Pasti ada hari di mana kita menuliskan sebuah kejadian dalam buku kecil. Pasti ada hari di mana buku itu pernah dibaca oleh orang lain. Pasti ada hari di mana kita akan merasa malu jika membaca buku itu ketika kita dewasa nanti. Buku yang dinamakan sebagai diary.
Kata-kata sakral yang akan selalu kita bagi ke dalam buku tersebut. Aneh memang, jika kita tidak memiliki sebuah buku bernama diary. Hampir semua anak Sekolah Dasar zaman dulu, memiliki buku rahasia itu. Entah buku kecil itu digembok, dibiarkan terbuka, atau memang sengaja diperlihatkan pada orang-orang yag kita sebut sebagai sahabat, dulu.
Pernah suatu hari, ada anak kelas 6 SD menulis hari-harinya di buku kecil biru yang ia miliki. Itu terjadi begitu saja. Awalnya ia berharap bahwa anak laki-laki yang disukainya memang benar-benar melihatnya. Karena dirinya yang tak bisa mengungkapkan apa yang dirasa.
Akhirnya ia memutuskan untuk menulis dalam sebuah buku kecil yang ia sebut sebagai diary, tempat curhatnya. Klasik. Tapi itu yang ia alami dulu. Kampungan. Tapi memang itulah cara satu-satunya ia menuangkan isi hatinya. Alay. Tapi dengan cara seperti itu, ia dapat membaca dan membuka kembali lembar lama mengenai isi hatinya.
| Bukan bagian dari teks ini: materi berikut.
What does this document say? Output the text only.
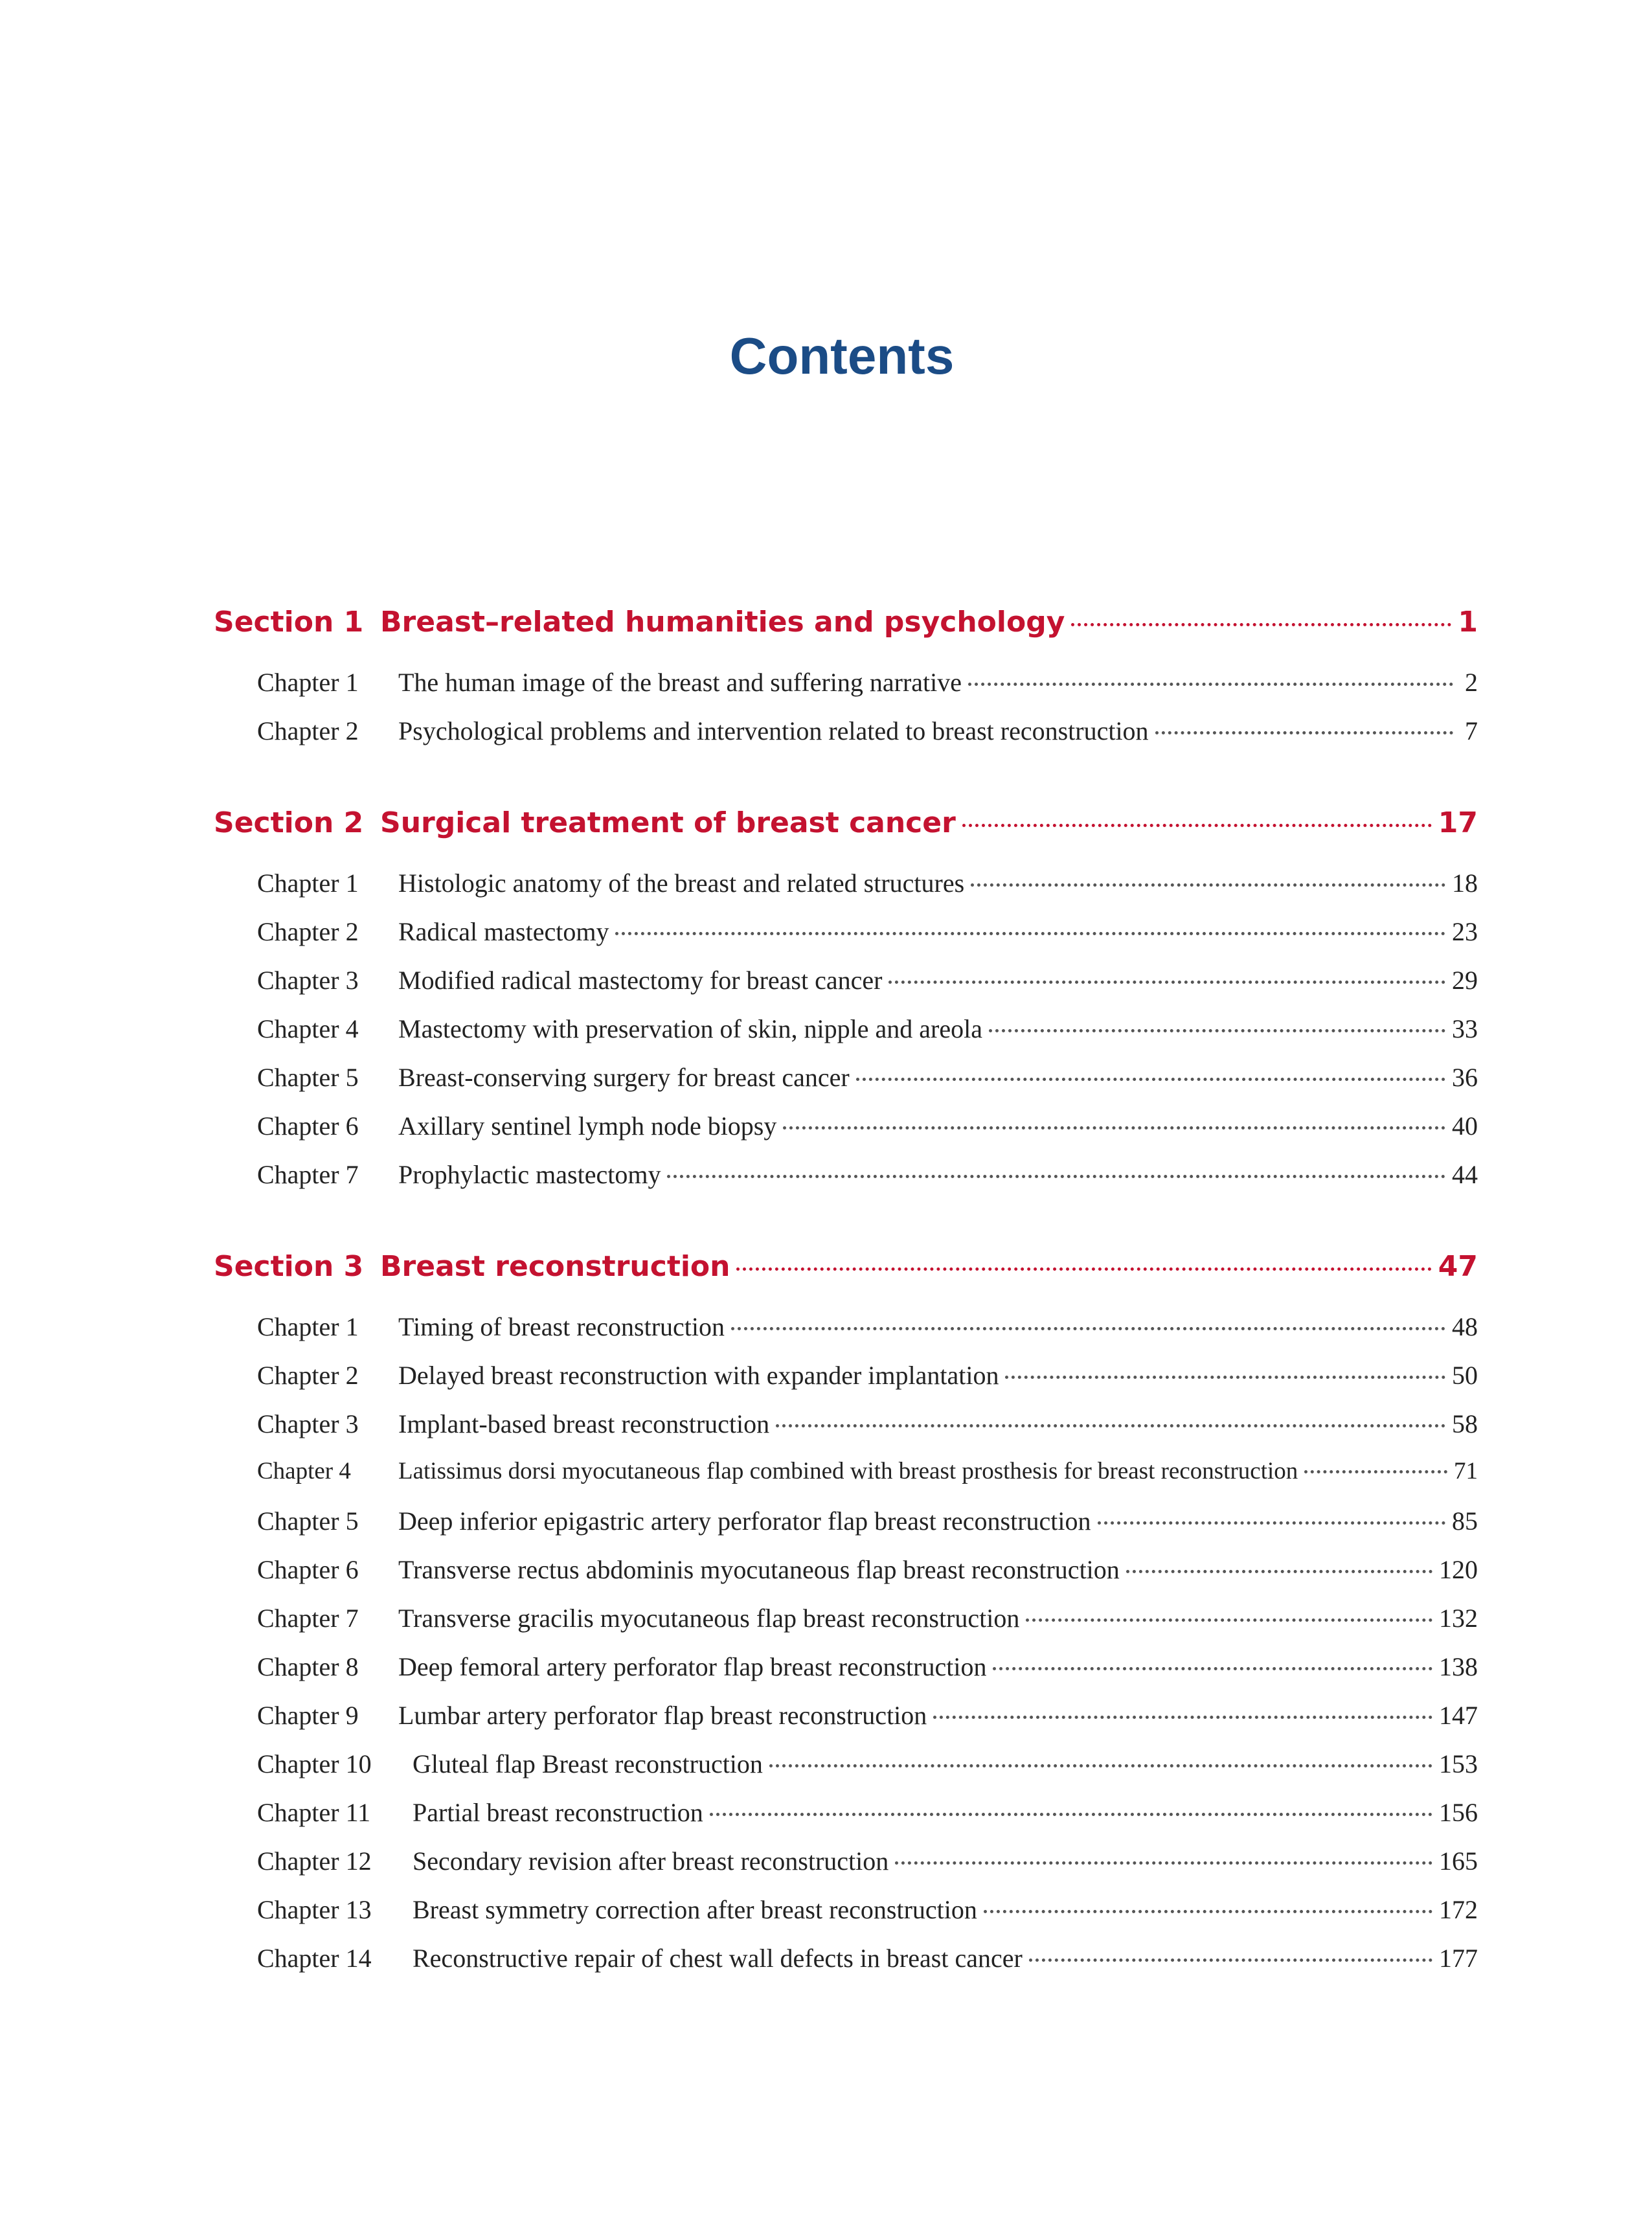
Contents
Section 1 Breast–related humanities and psychology	1
Chapter 1	The human image of the breast and suffering narrative	2
Chapter 2	Psychological problems and intervention related to breast reconstruction	7
Section 2 Surgical treatment of breast cancer	17
Chapter 1	Histologic anatomy of the breast and related structures	18
Chapter 2	Radical mastectomy	23
Chapter 3	Modified radical mastectomy for breast cancer	29
Chapter 4	Mastectomy with preservation of skin, nipple and areola	33
Chapter 5	Breast-conserving surgery for breast cancer	36
Chapter 6	Axillary sentinel lymph node biopsy	40
Chapter 7	Prophylactic mastectomy	44
Section 3 Breast reconstruction	47
Chapter 1	Timing of breast reconstruction	48
Chapter 2	Delayed breast reconstruction with expander implantation	50
Chapter 3	Implant-based breast reconstruction	58
Chapter 4	Latissimus dorsi myocutaneous flap combined with breast prosthesis for breast reconstruction	71
Chapter 5	Deep inferior epigastric artery perforator flap breast reconstruction	85
Chapter 6	Transverse rectus abdominis myocutaneous flap breast reconstruction	120
Chapter 7	Transverse gracilis myocutaneous flap breast reconstruction	132
Chapter 8	Deep femoral artery perforator flap breast reconstruction	138
Chapter 9	Lumbar artery perforator flap breast reconstruction	147
Chapter 10	Gluteal flap Breast reconstruction	153
Chapter 11	Partial breast reconstruction	156
Chapter 12	Secondary revision after breast reconstruction	165
Chapter 13	Breast symmetry correction after breast reconstruction	172
Chapter 14	Reconstructive repair of chest wall defects in breast cancer	177
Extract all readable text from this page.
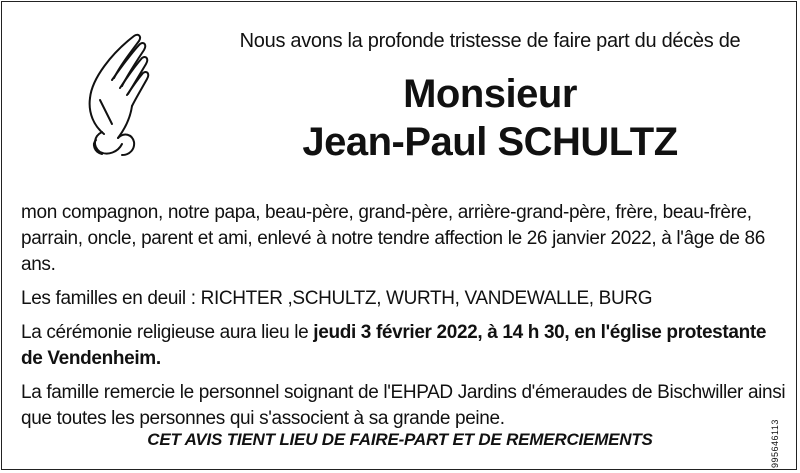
Nous avons la profonde tristesse de faire part du décès de
Monsieur
Jean-Paul SCHULTZ

mon compagnon, notre papa, beau-père, grand-père, arrière-grand-père, frère, beau-frère, parrain, oncle, parent et ami, enlevé à notre tendre affection le 26 janvier 2022, à l'âge de 86 ans.

Les familles en deuil : RICHTER ,SCHULTZ, WURTH, VANDEWALLE, BURG

La cérémonie religieuse aura lieu le jeudi 3 février 2022, à 14 h 30, en l'église protestante de Vendenheim.

La famille remercie le personnel soignant de l'EHPAD Jardins d'émeraudes de Bischwiller ainsi que toutes les personnes qui s'associent à sa grande peine.

CET AVIS TIENT LIEU DE FAIRE-PART ET DE REMERCIEMENTS	995646113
Saat itu, buku diary sangat tenar di kalangan anak sekolah dasar. Termasuk sekolahnya. Kerap kali temannya membaca buku diary miliknya tanpa izin. Bahkan orang tua dan adiknya pun pernah membaca tulisan sakral dalam buku kecilnya. Sejak kejadian baca-membaca tanpa izin itu, dirinya menutup buku tersebut untuk selamanya. Ia menaruh buku kecil itu di dalam laci belajarnya.
8 tahun kemudian, laci itu terbuka kembali. Buku kecil bernama diary itu pun turut mengulang kembali cerita cinta abstraknya. Lucu. Sangat lucu. Tapi seperti itula dirinya. Kalian ingin mengecam bahwa dirinya alay? Kampungan? Cupu? Itu terserah. Satu yang pasti. Kenangan itu tak akan pernah hilang. Karena ia menulis semua kejadian dalam buku keramat bernama diary. Mengenang masa lalu itu, menyenangkan.